4. “Not doubt love” = “no doubt love,” and “that 10 months” = “those ten months?” (Also, high-five from another ten-monther. Haha.)
5. “no man ever should” = “No man should ever” – that way the stress falls on the rhyme of could/should
6. I got sort of lost in the paragraph about nursing/ being unknown. Further explanation/detail?
7. “It was your father, his church, your grandfather and the medical brotherhood who chose to whom you would belong who decided your fate.” Is the end of this sentence supposed to be there?
8. Could not accept THAT
9. “I want to kill” = “I would kill” sounds still heartfelt but less… Suddenly scary? compared to the rest of the tone (aching, grieving, compassionate, seeking truth & justice)
10. Decided our FUTURES, perhaps? To reinforce separation, rather than shared future?

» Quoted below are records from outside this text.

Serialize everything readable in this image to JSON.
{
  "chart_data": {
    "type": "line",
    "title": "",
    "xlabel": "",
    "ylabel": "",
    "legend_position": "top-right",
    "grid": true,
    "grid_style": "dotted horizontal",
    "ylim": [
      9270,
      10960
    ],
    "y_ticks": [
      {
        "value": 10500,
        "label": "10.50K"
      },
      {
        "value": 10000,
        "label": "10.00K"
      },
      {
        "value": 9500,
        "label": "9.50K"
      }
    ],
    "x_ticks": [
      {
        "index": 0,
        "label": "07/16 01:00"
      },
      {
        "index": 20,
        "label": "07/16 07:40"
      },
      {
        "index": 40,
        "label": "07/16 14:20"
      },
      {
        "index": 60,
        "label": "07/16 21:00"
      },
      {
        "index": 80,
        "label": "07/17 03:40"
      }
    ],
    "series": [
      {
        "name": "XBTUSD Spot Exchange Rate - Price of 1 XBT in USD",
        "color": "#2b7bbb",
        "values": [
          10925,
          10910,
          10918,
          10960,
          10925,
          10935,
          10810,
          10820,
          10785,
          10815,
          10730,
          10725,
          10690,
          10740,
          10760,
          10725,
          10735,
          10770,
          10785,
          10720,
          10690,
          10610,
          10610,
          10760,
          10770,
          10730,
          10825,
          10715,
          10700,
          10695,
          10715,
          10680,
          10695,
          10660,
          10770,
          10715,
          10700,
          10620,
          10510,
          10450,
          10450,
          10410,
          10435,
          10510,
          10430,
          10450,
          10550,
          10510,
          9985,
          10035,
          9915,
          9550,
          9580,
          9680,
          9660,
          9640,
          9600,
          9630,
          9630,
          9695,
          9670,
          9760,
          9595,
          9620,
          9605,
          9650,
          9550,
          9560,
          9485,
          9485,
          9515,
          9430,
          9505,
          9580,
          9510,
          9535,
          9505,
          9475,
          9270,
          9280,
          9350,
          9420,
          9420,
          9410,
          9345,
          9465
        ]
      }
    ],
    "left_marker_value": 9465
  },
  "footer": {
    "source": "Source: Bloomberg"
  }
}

11. May never be, rather than will never. You say soon after that it isn’t too late, so leave hope.
12. Find our way back home, without the “to,” and “heal ignorance,” without “our.”
PS, You are an amazing woman & mother. The world needs more Gentle, Angry People (in the words of one of my favorite church songs…) and I am proud of you for doing this work. *hugs*
A strong emotive piece of poetry and prose. Heartfelt and written with a purposeful force.
I found your wirting to be raw, earthy, female wisdom that was painful to read with blessings of physical connection and separation. Here is a kindness to men which they do not deserve.
As a lover of men, I appreciate your poetic view of their intrinsic misunderstanding of the deeper power of the feminine (not better or worse, but different). As a womanist, I feel deeply a lot of the poetry and cycle of what you are saying. I personally do not agree that God is solely male, but I understand why you wrote it, as millennia of marketing has presented Him as He, and it is more readily understood in so many cultures. Thorny Thorn and I get into editing conversations often, and at some point I must claim my voice as its own, regardless of the way that it “reads” or “flows” – and he appreciates my voice, even when it doesn’t line up with his. It is what made him and I friends, and not just peeps who read, and wrote, and talked together a few times (then there was that thing with the cake… but I digress). I appreciate the fact that you wrote your beautiful love-missive in such a way that it elicited both positive and negative responses from me, which is the sign of “good writing” in my humble opinion. I like your framework, and can easily pull pragmatic details from what I have read. I worry for your son in the hands of the men in your writing creation. I worry for the body of the woman you wrote. And so I say, well done Gisele. Very well done.